Tanya:
Assalamualaikum warohmatullahi wabarokatuh
Saya di beri baju oleh teman saya dan saya langsung menerimanya,tetapi saya baru tau kalau baju itu di dapatkan dari uang hasil membohongi bosnya,bagaimana hukumnya dan jelaskan dengan dalil nya terimakasih. (Imam Fauzi, Purwakarta)
Jawab:
Waaalaikum salam
Allah mengharamkan kita untuk mendapatkan sesuatu dari yang haram.
Rasûlullâh Shallallahu ‘alaihi wa sallam bersabda:
: لَيَأْتِيَنَّ عَلَى النَّاسِ زَمَانٌ لَا يُبَالِي الْمَرْءُ بِمَا أَخَذَ الْمَالَ أَمِنْ حَلَالٍ أَمْ مِنْ حَرَامٍ
Sungguh akan datang kepada manusia suatu zaman, yang saat itu seseorang tidak peduli lagi dari mana dia mendapatkan harta, apakah dari jalan halal ataukah yang haram’. [HR. al-Bukhâri]

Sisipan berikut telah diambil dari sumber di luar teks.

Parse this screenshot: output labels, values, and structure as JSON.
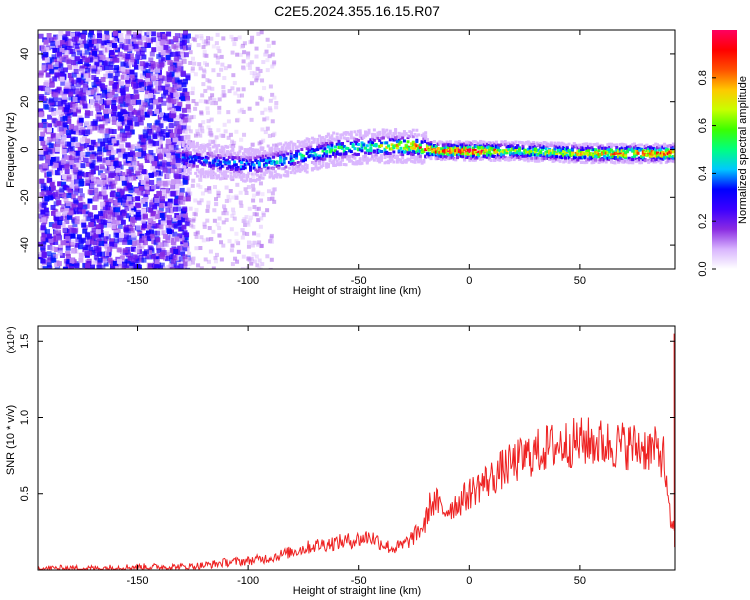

Dari Khaulah al-Anshâriyah Radhiyallahu anha bahwa Rasûlullâh Shallallahu ‘alaihi wa sallam bersabda:
إِنَّ رِجَالًا يَتَخَوَّضُونَ فِي مَالِ اللَّهِ بِغَيْرِ حَقٍّ فَلَهُمْ النَّارُ يَوْمَ الْقِيَامَةِ
Sesungguhnya ada sebagian orang yang mengambil harta milik Allâh bukan dengan cara yang haq, sehingga mereka akan mendapatkan neraka pada hari Kiamat’ [HR. al-Bukhâri]
Memakan atau mendapatkan harta yang haram bisa secara langsung maupun tidak langsung. Secara langsung seperti korupsi atau mencuri atau menipu. Secara tidak langsung seperti menjadi penadah terhadap harta yang haram. Penadah ini juga tidak boleh karena sama halnya membantu dalam perbuatan yang diharamkan.
Firman Allah:
Allah Ta’ala berfirman,
وَلَا تَعَاوَنُوا عَلَى الْإِثْمِ وَالْعُدْوَانِ وَاتَّقُوا اللَّهَ إِنَّ اللَّهَ شَدِيدُ الْعِقَابِ
“Dan jangan tolong-menolong dalam berbuat dosa dan pelanggaran. Dan bertakwalah kamu kepada Allah, sesungguhnya Allah amat berat siksa-Nya. ” (QS. Al Maidah: 2).
Adapun baju hadiah yang didapat dari cara yang haram, hendaklah anda kembalikan kepada pemiliknya langsung dan sampaikan bahwa baju tersebut bukan menjadi hak Anda. Atau anda kembalikan kepada yang memberikan kepada anda dan anda sampaikan bahwa kita diharamkan mendapatkan sesuatu dari yang haram. Semoga dengan nasihat ini, yang bersangkutan bisa sadar. Wallahu a’lam.